Il haussa les épaules.

« Je ne vous demande rien. Le jour où je déciderai de donner les traceurs, je les donnerai pour rien. Mais j’aurais aimé avoir votre amitié.

—  Et comment savez-vous que vous ne l’avez pas déjà ? Croyez-vous que je vous aurais invité deux fois chez moi si …

—  Vous venez de dire vous-même que vous feriez tout pour m’arracher les plans.

—  Je l’ai dit, et je ne le nie pas ! Oh ! je sais ! Nous nous sommes mis dans une telle situation que votre confiance en moi est limitée ! Tant pis. J’aurais voulu aider à votre intégration parmi nous. Le Tilsin a besoin d’hommes comme vous.

—  Que ne vous en êtes-vous aperçus plus tôt !

—  Vous êtes puéril, Tinkar ! Vous vous conduisez comme un enfant qui casse ses jouets parce qu’on ne lui donne pas tout de suite ce qu’il désire. Comment vouliez-vous être admis d’emblée dans une société qui a de bonnes raisons de craindre et de haïr l’Empire ? Nous vous avons étudié, d’abord. Il faut du temps, pour cela.

—  Peut-être suis-je trop impatient, en effet. Je vais vous proposer un marché, Anaena.

—  Lequel ?

—  Je vais dessiner les plans d’un traceur. Pendant ce temps-là, je réfléchirai. Peut-être donnerai-je ces plans à Tan, peut-être non. En contrepartie, je vous demande votre amitié. Rien que votre amitié. »

Elle lui tendit la main.

« Merci, Tinkar. Je vous donne ma parole que, tant que vous ne serez pas décidé, je ne vous parlerai plus de cette affaire. »

Il rentra chez lui, le cœur léger. L’appartement était vide, Oréna n’était pas venue. Il se coucha, ne put s’endormir, se releva, prit une feuille de papier et commença à griffonner.

Au matin, il acheta un petit coffre-fort, et tout un matériel de dessinateur. Il ne sortit plus guère que pour les repas, refusa deux invitations d’Oréna, et ne se rendit à la troisième qu’après qu’elle lui eut fait une scène de jalousie précédée du traditionnel : « Tu es libre. »

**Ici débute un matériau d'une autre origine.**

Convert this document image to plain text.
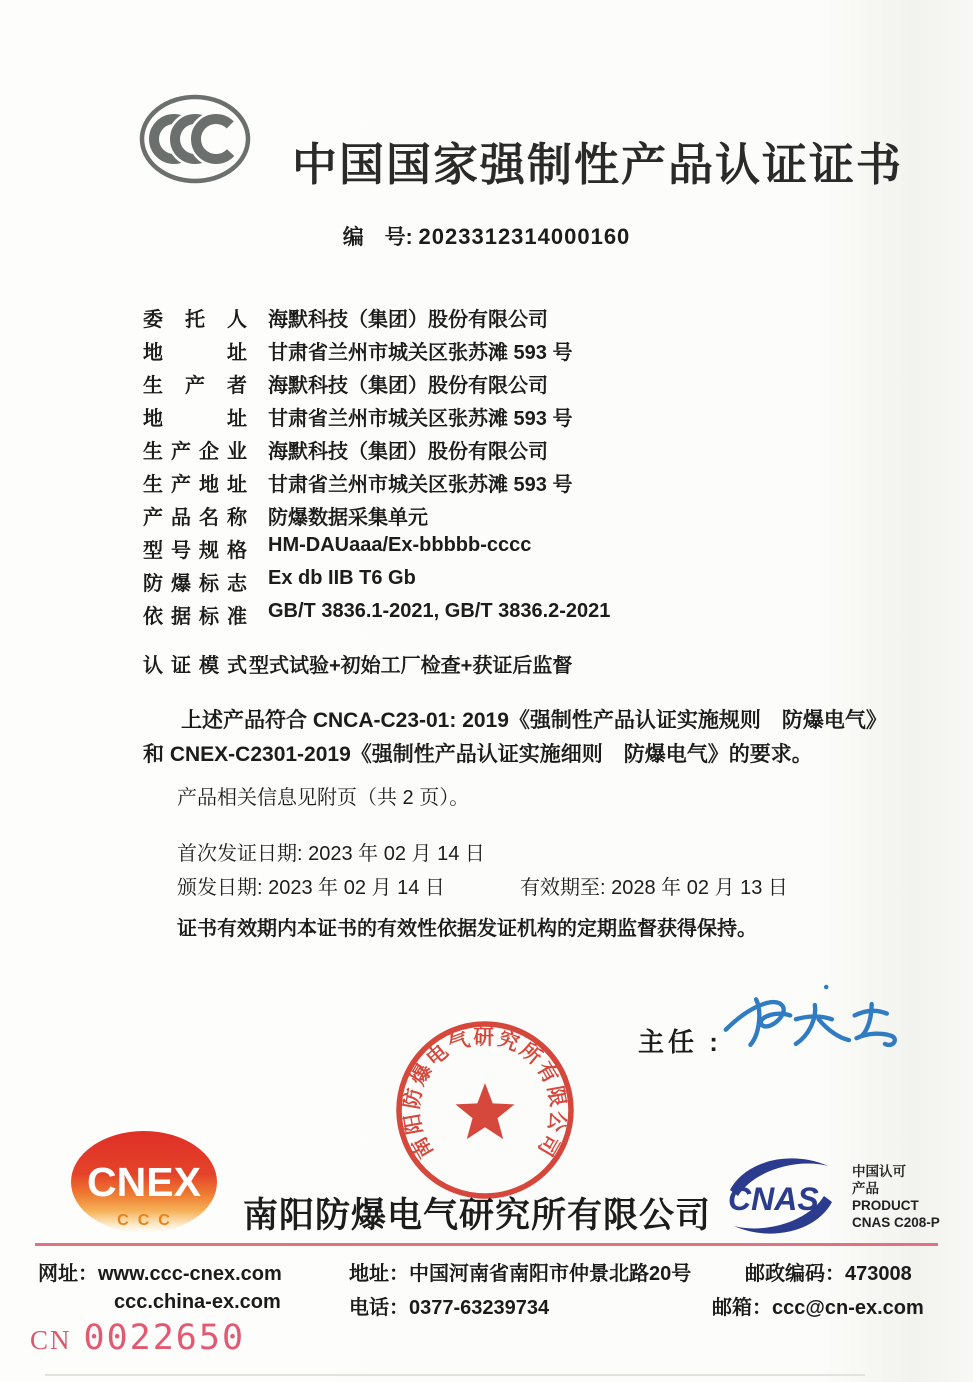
中国国家强制性产品认证证书
编　号: 2023312314000160
委托人 海默科技（集团）股份有限公司
地址 甘肃省兰州市城关区张苏滩 593 号
生产者 海默科技（集团）股份有限公司
地址 甘肃省兰州市城关区张苏滩 593 号
生产企业 海默科技（集团）股份有限公司
生产地址 甘肃省兰州市城关区张苏滩 593 号
产品名称 防爆数据采集单元
型号规格 HM-DAUaaa/Ex-bbbbb-cccc
防爆标志 Ex db IIB T6 Gb
依据标准 GB/T 3836.1-2021, GB/T 3836.2-2021
认证模式 型式试验+初始工厂检查+获证后监督
上述产品符合 CNCA-C23-01: 2019《强制性产品认证实施规则　防爆电气》
和 CNEX-C2301-2019《强制性产品认证实施细则　防爆电气》的要求。
产品相关信息见附页（共 2 页）。
首次发证日期: 2023 年 02 月 14 日
颁发日期: 2023 年 02 月 14 日	有效期至: 2028 年 02 月 13 日
证书有效期内本证书的有效性依据发证机构的定期监督获得保持。
主任 :
南阳防爆电气研究所有限公司
南阳防爆电气研究所有限公司
CNEX
CCC
CNAS
中国认可
产品
PRODUCT
CNAS C208-P
网址：www.ccc-cnex.com
ccc.china-ex.com
地址：中国河南省南阳市仲景北路20号
电话：0377-63239734
邮政编码：473008
邮箱：ccc@cn-ex.com
CN 0022650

Il passa quelques jours heureux, absorbé dans un travail qui lui plaisait, ayant enfin le sentiment d’être de nouveau un homme. La tâche était rude. Il connaissait la théorie des traceurs hyperspatiaux, bien sûr, mais il y a loin entre la théorie et un simple plan précis ! Ses livres de références lui manquaient, et il s’aperçut qu’entretenir et même réparer un appareillage neutrinique complexe est une chose, le réinventer en est une autre. Il eut ses moments de découragement et, une fois, glissa tous ses papiers dans un dossier, résolu à les porter à un physicien du Tilsin. Finalement, il se remit au travail avec acharnement.

« C’est ma seule carte, je n’ai pas le droit de la gaspiller », dit-il tout haut.

En fait, s’il se fût analysé, chose qui n’était guère dans son tempérament, il se serait aperçu qu’il aurait détesté s’avouer vaincu après avoir promis à Anaena qu’il achèverait les plans lui-même.

Tout fut terminé enfin, sauf un détail. Il ne restait plus qu’à construire l’appareil et à le régler. Il n’était pas outillé pour le faire. En son for intérieur, il avait décidé de donner ces plans au teknor, un peu par bravade, beaucoup pour Anaena. Il ne se croyait pas amoureux d’elle. Habitué à vivre avec d’autres hommes, sauf les brèves détentes sans importance des Centres de perfectionnement racial, ses besoins sentimentaux et physiques étaient pleinement satisfaits par Oréna. Mais il se plaisait à ce jeu d’échecs mental qu’il jouait avec la nièce du teknor. Il avait eu l’avantage une fois, quand il ne l’avait pas dénoncée. Elle avait rétabli la situation en l’invitant deux fois. Maintenant, paraissant lui céder, il faisait d’elle son obligée à nouveau, deux fois, une fois individuellement, une fois pour son peuple. Quelle serait la suite, il l’ignorait, et ne s’en souciait pas. La vie était redevenue intéressante grâce à elle.

« Si jamais j’accepte ce poste d’instructeur, rêva-t-il, ce sera assez drôle au fond, de faire marcher ces fiers Stelléens, de les plier à l’entraînement militaire de la Garde … »

Il arrivait à la bibliothèque, où il pensait trouver Anaena, souriant d’une joie malicieuse à l’idée qu’il lui annoncerait que les plans étaient prêts, quand, par trois fois, retentirent les sirènes d’alarme.